By Charlotte Whale, a Senior Consultant of Sandpiper based in New Zealand. Charlotte had a 20-year career as a journalist, working for some of the biggest global networks including BBC World TV and Al Jazeera. She has a deep understanding of the media landscape including international media, and how to integrate media relations into an organisation’s communications strategy
There is a common misconception that PR is the antithesis of journalism. That ‘’spin-doctors’, are willing to say and do anything, to get a client media exposure or protect their reputation.
Naturally, like in any industry, there are some bad eggs who bend the truth. But what people don’t know is that reaching out to journalists is only a small part of PR, and in fact, engaging the journalist is often at the end of a long journey of working with clients.
Normally we start with understanding what a client’s objective is, perhaps helping them to identify the news hook, before agreeing an engagement strategy, which could be organising research to obtain credible data to support the story or delivering events such as roundtables with industry leaders. There is much more to communicating and communications than news releases and pitching.

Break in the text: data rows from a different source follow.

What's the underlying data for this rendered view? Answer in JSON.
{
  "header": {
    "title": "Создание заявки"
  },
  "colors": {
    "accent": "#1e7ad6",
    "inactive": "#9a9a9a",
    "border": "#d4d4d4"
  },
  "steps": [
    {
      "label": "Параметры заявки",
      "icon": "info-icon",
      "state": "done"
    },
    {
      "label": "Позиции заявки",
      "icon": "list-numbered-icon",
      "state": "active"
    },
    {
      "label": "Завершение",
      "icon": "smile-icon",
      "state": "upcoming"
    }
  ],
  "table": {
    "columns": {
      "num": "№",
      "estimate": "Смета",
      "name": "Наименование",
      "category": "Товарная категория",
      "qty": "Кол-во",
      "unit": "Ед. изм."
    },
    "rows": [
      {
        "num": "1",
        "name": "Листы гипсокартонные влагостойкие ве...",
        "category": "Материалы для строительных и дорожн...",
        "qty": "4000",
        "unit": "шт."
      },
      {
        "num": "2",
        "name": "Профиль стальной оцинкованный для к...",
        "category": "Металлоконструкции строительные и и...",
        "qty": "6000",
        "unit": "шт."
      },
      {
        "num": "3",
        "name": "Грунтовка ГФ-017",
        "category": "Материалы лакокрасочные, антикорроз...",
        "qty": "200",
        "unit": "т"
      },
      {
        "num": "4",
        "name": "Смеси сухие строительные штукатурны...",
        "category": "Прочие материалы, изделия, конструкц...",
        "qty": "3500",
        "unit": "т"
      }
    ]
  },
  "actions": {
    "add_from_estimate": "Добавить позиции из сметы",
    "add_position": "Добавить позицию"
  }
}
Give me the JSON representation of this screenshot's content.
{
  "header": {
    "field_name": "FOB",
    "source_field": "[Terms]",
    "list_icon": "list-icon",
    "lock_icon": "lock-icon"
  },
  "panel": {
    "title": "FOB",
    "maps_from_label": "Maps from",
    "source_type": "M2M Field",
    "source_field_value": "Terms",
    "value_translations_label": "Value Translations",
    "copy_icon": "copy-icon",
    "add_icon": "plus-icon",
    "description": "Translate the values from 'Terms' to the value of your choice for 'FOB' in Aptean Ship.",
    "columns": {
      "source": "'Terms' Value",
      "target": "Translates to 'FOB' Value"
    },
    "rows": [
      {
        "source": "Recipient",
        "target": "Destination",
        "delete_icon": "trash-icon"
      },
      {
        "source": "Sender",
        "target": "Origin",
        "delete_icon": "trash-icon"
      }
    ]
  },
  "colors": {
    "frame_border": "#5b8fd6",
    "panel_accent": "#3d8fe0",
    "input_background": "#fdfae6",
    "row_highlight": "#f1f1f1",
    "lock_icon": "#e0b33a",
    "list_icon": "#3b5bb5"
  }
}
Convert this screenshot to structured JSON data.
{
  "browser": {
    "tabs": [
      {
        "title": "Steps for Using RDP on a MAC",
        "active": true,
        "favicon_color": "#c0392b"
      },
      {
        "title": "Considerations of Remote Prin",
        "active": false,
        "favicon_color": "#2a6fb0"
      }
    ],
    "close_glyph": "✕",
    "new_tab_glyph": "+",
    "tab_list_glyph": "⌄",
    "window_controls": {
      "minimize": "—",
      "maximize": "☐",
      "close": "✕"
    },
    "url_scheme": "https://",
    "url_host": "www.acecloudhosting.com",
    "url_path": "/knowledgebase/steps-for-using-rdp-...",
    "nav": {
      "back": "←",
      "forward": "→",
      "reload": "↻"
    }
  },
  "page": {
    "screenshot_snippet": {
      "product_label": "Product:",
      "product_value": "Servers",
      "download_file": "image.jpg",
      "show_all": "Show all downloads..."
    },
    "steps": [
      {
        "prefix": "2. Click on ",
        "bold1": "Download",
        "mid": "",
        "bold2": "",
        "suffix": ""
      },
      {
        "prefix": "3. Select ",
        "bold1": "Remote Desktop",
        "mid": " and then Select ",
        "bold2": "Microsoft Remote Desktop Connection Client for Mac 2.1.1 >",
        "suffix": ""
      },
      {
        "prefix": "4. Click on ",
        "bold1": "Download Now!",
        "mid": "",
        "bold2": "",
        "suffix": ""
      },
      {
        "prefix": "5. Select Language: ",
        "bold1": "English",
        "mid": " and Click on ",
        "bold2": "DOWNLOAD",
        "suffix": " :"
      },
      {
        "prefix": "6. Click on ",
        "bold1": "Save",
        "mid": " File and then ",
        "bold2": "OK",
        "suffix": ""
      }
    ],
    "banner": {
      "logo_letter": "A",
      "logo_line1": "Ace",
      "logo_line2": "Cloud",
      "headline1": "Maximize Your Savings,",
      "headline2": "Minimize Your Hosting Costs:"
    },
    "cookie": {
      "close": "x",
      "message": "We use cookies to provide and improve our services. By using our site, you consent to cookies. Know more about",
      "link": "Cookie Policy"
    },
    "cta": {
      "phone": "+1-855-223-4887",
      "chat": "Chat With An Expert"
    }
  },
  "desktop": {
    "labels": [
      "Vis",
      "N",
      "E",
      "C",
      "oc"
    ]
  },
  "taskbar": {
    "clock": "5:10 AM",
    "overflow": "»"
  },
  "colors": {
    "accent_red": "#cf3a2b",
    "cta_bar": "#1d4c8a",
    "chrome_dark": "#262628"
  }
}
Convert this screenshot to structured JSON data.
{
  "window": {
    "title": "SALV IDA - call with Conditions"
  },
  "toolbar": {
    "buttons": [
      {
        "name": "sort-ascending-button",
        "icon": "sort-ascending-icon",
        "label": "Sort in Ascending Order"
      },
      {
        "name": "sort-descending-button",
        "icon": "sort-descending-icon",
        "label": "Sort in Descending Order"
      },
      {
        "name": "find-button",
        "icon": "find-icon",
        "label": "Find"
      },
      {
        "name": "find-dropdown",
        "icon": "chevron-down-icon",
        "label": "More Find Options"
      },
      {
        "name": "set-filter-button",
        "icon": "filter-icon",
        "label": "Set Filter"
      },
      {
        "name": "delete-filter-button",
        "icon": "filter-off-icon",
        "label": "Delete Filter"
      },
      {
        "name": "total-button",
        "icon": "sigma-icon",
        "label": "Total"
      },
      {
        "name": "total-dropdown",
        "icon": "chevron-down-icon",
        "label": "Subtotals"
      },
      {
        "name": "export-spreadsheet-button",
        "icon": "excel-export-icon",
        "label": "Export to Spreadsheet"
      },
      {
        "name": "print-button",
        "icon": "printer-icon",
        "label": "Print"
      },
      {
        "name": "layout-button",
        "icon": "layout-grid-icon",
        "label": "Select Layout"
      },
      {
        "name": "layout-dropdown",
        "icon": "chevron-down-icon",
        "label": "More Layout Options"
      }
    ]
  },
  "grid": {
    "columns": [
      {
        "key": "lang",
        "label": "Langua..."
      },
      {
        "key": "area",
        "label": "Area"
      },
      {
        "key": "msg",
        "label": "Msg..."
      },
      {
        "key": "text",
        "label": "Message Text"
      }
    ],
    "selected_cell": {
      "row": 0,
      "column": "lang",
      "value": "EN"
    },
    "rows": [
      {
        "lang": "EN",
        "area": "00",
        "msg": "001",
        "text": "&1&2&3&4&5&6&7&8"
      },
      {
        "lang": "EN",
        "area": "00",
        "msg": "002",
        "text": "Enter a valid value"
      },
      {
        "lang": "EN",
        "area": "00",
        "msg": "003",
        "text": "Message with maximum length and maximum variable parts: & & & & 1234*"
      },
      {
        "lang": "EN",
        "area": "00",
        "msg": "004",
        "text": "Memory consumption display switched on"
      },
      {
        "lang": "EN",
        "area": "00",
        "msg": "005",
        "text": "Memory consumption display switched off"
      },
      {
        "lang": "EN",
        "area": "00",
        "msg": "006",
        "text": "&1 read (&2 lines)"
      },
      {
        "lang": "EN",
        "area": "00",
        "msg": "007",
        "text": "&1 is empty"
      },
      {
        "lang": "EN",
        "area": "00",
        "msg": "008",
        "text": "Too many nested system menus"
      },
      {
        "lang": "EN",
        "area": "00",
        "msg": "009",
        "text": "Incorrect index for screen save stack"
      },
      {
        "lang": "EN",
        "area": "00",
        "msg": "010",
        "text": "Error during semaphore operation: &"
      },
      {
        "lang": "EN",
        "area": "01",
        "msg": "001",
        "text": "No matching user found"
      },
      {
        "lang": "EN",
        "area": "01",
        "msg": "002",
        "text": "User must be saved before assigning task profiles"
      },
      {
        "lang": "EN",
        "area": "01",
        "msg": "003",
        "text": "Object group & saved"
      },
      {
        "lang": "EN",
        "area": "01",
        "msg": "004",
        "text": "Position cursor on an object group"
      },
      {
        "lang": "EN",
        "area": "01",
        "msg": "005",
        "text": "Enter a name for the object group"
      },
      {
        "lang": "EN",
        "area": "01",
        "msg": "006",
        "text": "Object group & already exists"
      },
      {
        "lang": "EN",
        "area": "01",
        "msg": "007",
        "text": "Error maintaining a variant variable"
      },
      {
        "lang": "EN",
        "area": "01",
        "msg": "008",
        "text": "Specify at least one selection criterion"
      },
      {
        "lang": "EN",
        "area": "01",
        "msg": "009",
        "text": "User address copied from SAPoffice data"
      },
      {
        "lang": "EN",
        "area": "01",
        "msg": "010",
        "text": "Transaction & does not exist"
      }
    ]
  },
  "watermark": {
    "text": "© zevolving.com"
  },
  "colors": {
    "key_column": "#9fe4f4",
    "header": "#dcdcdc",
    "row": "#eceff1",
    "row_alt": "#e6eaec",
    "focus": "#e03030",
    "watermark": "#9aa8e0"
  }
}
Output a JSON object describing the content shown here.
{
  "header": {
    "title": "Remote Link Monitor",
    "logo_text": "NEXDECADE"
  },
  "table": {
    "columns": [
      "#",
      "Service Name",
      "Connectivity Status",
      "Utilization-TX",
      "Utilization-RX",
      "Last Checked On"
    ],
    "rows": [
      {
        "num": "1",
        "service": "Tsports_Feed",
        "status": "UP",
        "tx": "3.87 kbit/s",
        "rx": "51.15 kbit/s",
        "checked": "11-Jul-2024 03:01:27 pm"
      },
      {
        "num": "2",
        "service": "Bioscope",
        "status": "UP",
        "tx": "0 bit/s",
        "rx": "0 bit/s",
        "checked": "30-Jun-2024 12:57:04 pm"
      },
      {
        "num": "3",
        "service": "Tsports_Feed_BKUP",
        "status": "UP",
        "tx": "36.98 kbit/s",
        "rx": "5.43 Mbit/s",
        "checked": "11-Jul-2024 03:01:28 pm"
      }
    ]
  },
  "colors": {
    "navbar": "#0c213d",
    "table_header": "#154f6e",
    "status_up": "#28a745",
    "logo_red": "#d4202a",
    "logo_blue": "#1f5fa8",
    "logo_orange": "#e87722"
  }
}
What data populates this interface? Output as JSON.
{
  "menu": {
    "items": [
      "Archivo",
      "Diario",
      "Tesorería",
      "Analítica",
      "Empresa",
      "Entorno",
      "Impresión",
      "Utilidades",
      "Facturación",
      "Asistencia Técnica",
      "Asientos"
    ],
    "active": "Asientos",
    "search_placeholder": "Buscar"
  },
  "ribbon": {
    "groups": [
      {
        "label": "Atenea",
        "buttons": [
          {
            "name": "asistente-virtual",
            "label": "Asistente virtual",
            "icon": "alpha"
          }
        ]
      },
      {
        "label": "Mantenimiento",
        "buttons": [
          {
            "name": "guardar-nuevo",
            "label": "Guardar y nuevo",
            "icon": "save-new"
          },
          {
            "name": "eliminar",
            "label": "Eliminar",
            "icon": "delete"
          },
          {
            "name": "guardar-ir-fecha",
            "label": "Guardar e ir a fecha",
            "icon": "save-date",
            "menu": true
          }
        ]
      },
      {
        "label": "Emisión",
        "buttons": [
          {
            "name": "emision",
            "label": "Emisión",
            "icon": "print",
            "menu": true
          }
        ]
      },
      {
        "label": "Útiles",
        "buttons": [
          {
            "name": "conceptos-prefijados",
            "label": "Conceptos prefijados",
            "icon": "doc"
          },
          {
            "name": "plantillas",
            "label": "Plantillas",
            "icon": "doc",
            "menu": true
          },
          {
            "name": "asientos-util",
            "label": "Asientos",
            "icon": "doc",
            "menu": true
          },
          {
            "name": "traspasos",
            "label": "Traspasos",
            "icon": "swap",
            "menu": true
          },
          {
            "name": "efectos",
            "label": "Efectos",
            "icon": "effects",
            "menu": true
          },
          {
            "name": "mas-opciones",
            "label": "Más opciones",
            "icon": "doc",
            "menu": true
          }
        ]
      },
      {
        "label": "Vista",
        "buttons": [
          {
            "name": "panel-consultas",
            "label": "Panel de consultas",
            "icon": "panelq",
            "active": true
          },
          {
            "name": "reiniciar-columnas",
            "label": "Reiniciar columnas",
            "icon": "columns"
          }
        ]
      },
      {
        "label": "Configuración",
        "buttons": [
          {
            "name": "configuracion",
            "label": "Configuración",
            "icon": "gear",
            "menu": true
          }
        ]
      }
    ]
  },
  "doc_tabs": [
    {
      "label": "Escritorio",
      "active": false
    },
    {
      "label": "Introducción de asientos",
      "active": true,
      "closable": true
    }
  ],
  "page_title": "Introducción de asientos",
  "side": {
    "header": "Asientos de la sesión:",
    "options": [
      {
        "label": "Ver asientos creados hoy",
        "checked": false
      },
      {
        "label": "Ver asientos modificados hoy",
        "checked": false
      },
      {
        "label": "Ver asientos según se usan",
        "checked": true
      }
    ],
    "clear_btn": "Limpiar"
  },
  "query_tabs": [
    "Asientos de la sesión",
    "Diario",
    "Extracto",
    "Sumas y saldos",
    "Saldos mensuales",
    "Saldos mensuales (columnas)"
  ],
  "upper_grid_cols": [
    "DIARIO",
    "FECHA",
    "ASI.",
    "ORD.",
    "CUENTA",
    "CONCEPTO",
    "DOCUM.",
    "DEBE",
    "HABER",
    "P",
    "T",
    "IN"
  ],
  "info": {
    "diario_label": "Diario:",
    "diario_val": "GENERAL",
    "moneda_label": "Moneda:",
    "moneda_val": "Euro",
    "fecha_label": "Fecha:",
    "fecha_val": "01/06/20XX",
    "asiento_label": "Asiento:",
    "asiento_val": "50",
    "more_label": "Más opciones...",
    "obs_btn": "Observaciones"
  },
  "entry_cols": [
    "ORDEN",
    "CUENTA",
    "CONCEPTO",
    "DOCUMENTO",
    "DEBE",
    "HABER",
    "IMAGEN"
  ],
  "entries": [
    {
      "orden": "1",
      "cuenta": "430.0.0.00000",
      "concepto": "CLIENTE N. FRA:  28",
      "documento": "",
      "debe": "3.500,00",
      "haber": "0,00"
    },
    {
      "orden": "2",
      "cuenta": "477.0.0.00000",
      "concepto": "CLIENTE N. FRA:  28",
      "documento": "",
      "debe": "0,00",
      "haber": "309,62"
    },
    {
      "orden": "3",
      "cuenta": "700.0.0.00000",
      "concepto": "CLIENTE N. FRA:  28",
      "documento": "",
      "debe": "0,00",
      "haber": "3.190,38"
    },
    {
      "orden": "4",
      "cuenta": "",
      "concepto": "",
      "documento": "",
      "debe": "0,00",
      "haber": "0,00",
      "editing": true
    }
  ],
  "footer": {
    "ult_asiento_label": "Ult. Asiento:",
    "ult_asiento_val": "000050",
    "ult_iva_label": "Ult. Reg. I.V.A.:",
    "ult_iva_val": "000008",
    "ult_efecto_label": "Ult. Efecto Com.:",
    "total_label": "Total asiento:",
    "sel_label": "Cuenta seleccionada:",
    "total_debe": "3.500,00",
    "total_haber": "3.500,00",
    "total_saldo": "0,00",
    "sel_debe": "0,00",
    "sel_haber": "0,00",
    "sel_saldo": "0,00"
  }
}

If a consultancy is looking to engage with the news media, it should be with the following mindset:
Most of the time PR is a transparent and thoughtful process. It is important to engage with credible players in the media, which is an increasingly murky playing field.
Unscrupulous behavior by journalists has been well documented in the headlines of with reports of aggressive paparazzi, phone hacking and other invasions of privacy or conflicts of interest.
There is often an accusation that journalists are only after ‘bad’ news. The term ‘if it bleeds, it leads’ is a well-known criticism that refers to the tendency of news outlets to prioritise and sensationalise stories involving violence, conflict, and tragedy over stories that are more positive or uplifting.
At Sandpiper, we know that a ‘good story’ is at the heart of quality journalism. A ‘good story’, whatever that may look like, is what drives them.
But even the best media outlets are facing unprecedented pressure. News and journalism are often viewed with skepticism because of a rise in misinformation and fake news. Balanced and educated editorial judgement is now being clouded by increased commercialisation and the desperate need to attract advertising money to keep news on air/ online and people in their jobs. The pressure to generate traffic, clicks, and shares has led to an emphasis on clickbait headlines, sensationalism, and opinion-driven content over well-researched and fact-checked reporting.
The decline of print media and the consolidation of media ownership has reduced the diversity of voices and perspectives in the news, limiting the range of information available to the public. These and other factors have contributed to a climate in which quality journalism is increasingly undervalued and under threat.
Given the above challenges, it’s important to maintain credibility and clients’ trust and think more carefully about which media outlets to align with. Communications consultancies should focus on existing relationships with reputable, impartial news outlets. Good communicators stand with quality journalism.